26 octubre 2007

Mi madre no murió sola


Mi madre no murió sola. Yo cogía su mano derecha con mi mano derecha, la izquierda la puse con la palma abierta en su frente, mi hermano Pepe le cogía la otra mano. No quisimos que se muriera conectada a las máquinas, que llamaran y nos dijeran que había muerto y verla sola, en una camilla de hospital. Cuando llegué, sufrí un ataque de nervios. Ella estaba en coma. Yo la había dejado consciente, con sus ojos tan abiertos, tan comunicativos, llenos de la vida grata y la alegría tan palpitante que siempre los llenaron. Me abracé a mi hermano Pepe, lloré como sólo se llora cuando va a morir la persona a la que más has querido en tu vida. Salí corriendo, seguido de Inma, mi mujer, por el pasillo. Me dejé caer, o me caí, y el mundo se redujo a una visión corta y unos pensamientos destrozados. Pero, de repente, me levanté y tomé una decisión: ella ha hecho tanto por mí, nos ha dado tanto que se lo merece todo, hay que ayudarla, asistirla, estar con ella hasta el final. Nunca antes había visto a un muerto. Con treinta y nueve años, siempre le hurté a mi mirada esas imágenes que perturban la memoria durante el resto de nuestra vida. Pero volví a la habitación. Le dije a mi hermano que le cogiera la mano, yo tomé la otra, le puse la mano en la frente y mi madre, poco a poco, sin sufrir, acaso sintiéndonos, acaso oyéndonos, se fue muriendo sin dolor -tenía los pulmones encharcados: un resfriado que, con su edad y el alzheimer encima, era insuperable-, como un pececito fuera del agua, yo diría que se abandonó y no luchó, para ahorrarnos angustia y miedo -siempre fue así, siempre: esa mañana se comió todo lo que le di, hasta abría la boca dibujando la forma de la jeringa con la que la alimentábamos, incluso esbozó una de sus sonrisas, gesto con el que se comunicaba casi plenamente desde que dejó de hablar-, siempre tan generosa y tan buena. Mi voz se mantenía firme y le pedí a uno de mis sobrinos que llamara a su padre, Emilio, y a su tío, Cayetano, porque noté que estaba muriéndose. Y unos instantes después murió mi madre, ante sus hijos, en nuestras manos, como ella nos tuvo al nacer. Mi madre no murió sola. Se quedó de lado, como un pajarillo- me acuerdo de esos pequeños gorriones que caían prematuros de sus nidos al patio de nuestra casa de Ugíjar, con las horas contadas- delgada e inerme, en su cara la expresión serena del que duerme y ha cumplido gratamente con su papel y nada tiene que reprocharse.

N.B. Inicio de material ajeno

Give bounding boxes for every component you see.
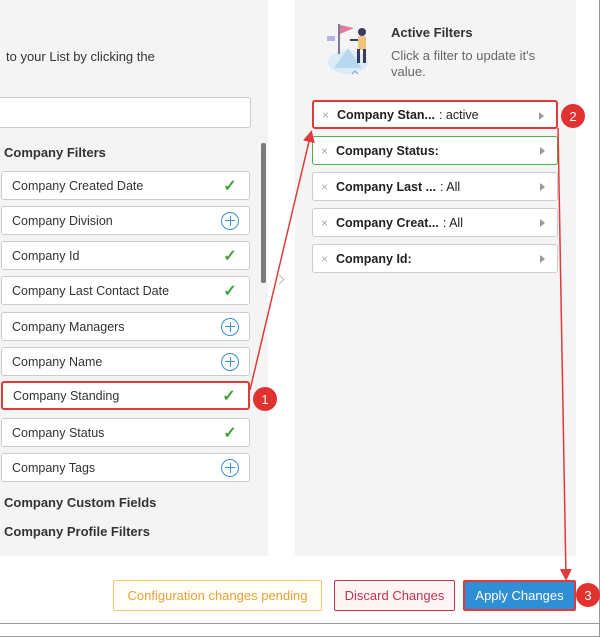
caret-right-icon (540, 183, 545, 191)
remove-icon[interactable]: × (322, 108, 329, 122)
chevron-right-icon (274, 274, 285, 285)
remove-icon[interactable]: × (321, 252, 328, 266)
caret-right-icon (540, 219, 545, 227)
filter-item-company-last-contact-date[interactable]: Company Last Contact Date ✓ (1, 276, 250, 305)
check-icon: ✓ (223, 424, 237, 442)
filter-item-label: Company Tags (12, 460, 96, 475)
filter-item-company-standing[interactable]: Company Standing ✓ (1, 381, 250, 410)
active-filter-chip-company-created[interactable]: × Company Creat... : All (312, 208, 558, 237)
caret-right-icon (540, 147, 545, 155)
active-filters-description: Click a filter to update it's value. (391, 48, 536, 79)
caret-right-icon (540, 255, 545, 263)
apply-changes-button[interactable]: Apply Changes (463, 580, 576, 611)
section-company-filters[interactable]: Company Filters (4, 145, 106, 160)
remove-icon[interactable]: × (321, 216, 328, 230)
filter-item-label: Company Division (12, 213, 113, 228)
chip-value: : active (438, 107, 479, 122)
chip-name: Company Status: (336, 143, 439, 158)
active-filters-panel (295, 0, 576, 556)
add-circle-icon[interactable] (221, 211, 239, 230)
filter-item-company-division[interactable]: Company Division (1, 206, 250, 235)
filter-item-company-managers[interactable]: Company Managers (1, 312, 250, 341)
annotation-badge-2: 2 (561, 104, 585, 128)
footer-divider (0, 623, 600, 624)
chip-name: Company Stan... (337, 107, 435, 122)
flag-climber-illustration (327, 24, 368, 75)
filter-item-label: Company Name (12, 354, 103, 369)
active-filter-chip-company-status[interactable]: × Company Status: (312, 136, 558, 165)
check-icon: ✓ (222, 387, 236, 405)
filter-search-input[interactable] (0, 97, 251, 128)
check-icon: ✓ (223, 247, 237, 265)
filter-item-label: Company Managers (12, 319, 125, 334)
add-circle-icon[interactable] (221, 352, 239, 371)
chip-name: Company Id: (336, 251, 412, 266)
discard-changes-button[interactable]: Discard Changes (334, 580, 455, 611)
filter-item-label: Company Id (12, 248, 80, 263)
chip-value: : All (442, 215, 463, 230)
caret-right-icon (539, 112, 544, 120)
check-icon: ✓ (223, 282, 237, 300)
chip-name: Company Creat... (336, 215, 439, 230)
intro-text: to your List by clicking the (6, 49, 155, 64)
section-company-custom-fields[interactable]: Company Custom Fields (4, 495, 156, 510)
filter-item-label: Company Last Contact Date (12, 283, 170, 298)
remove-icon[interactable]: × (321, 180, 328, 194)
chip-value: : All (440, 179, 461, 194)
filter-item-label: Company Standing (13, 388, 120, 403)
configuration-pending-indicator: Configuration changes pending (113, 580, 322, 611)
active-filter-chip-company-standing[interactable]: × Company Stan... : active (312, 100, 558, 129)
chip-name: Company Last ... (336, 179, 437, 194)
filter-item-company-status[interactable]: Company Status ✓ (1, 418, 250, 447)
filter-item-company-name[interactable]: Company Name (1, 347, 250, 376)
active-filters-title: Active Filters (391, 25, 473, 40)
filter-item-label: Company Status (12, 425, 105, 440)
filter-item-label: Company Created Date (12, 178, 144, 193)
active-filter-chip-company-id[interactable]: × Company Id: (312, 244, 558, 273)
add-circle-icon[interactable] (221, 458, 239, 477)
filter-dialog: to your List by clicking the Company Fil… (0, 0, 600, 637)
remove-icon[interactable]: × (321, 144, 328, 158)
filter-item-company-id[interactable]: Company Id ✓ (1, 241, 250, 270)
filter-item-company-tags[interactable]: Company Tags (1, 453, 250, 482)
annotation-badge-3: 3 (576, 583, 600, 607)
check-icon: ✓ (223, 177, 237, 195)
add-circle-icon[interactable] (221, 317, 239, 336)
active-filter-chip-company-last-contact[interactable]: × Company Last ... : All (312, 172, 558, 201)
scrollbar-thumb[interactable] (261, 143, 266, 283)
annotation-badge-1: 1 (253, 387, 277, 411)
filter-item-company-created-date[interactable]: Company Created Date ✓ (1, 171, 250, 200)
section-company-profile-filters[interactable]: Company Profile Filters (4, 524, 150, 539)
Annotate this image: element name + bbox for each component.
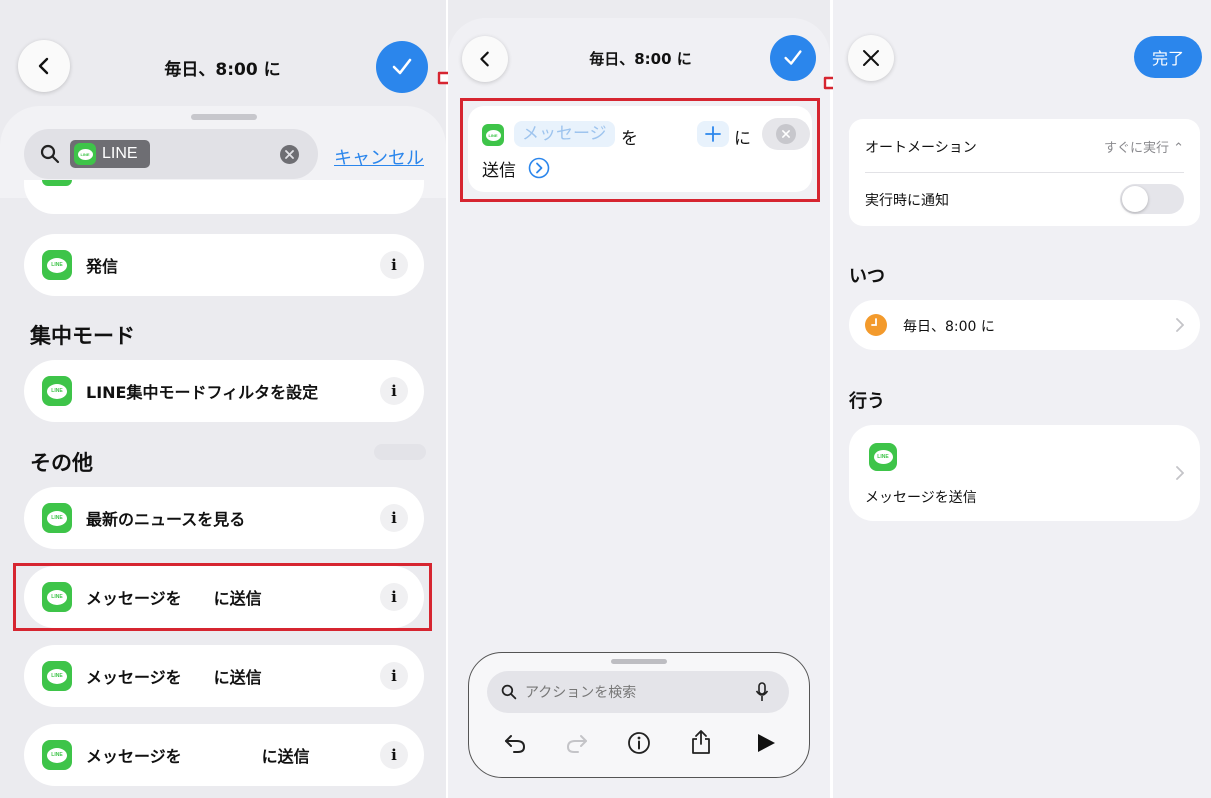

Anteayer, mi hermano Pepe me preguntaba aún cómo podía saber yo que mi madre se estaba muriendo. Otras personas han aguantado horas, hasta días, me dijo, en su situación. Yo nací de ella, pienso, y fui quien más tiempo pasó a su lado - treinta años - , estuve los últimos cuatro días en el hospital desde la mañana hasta la noche, y supongo que nos entendíamos de una manera inefable. ¿Cómo explicar, si no, el texto que escribí para este blog, y que podéis leer más abajo, horas después de perderla? ¿Y el texto que a las seis de la mañana volcaba en un papel el día de su entierro y que una de nuestras primas leyó en la iglesia? Mi madre me apoyó siempre, me compró cuantos libros le pedí, nunca dejó de sonreírme. Son los peores días de mi vida. El lunes cumplí cuarenta años. Aún no soy capaz de oír música, aún me domina el dolor de estómago. Pero no va a acabar aquí todo. Por lo pronto, hemos decidido reunirnos un día al año -hermanos, nietos, mi padre- en honor de Aurora, nuestra madre, un día distinto del 1 de noviembre, que recuerda a los muertos; seguramente el día de su onomástica, para celebrar que vivió y siempre estará viva. Mi madre.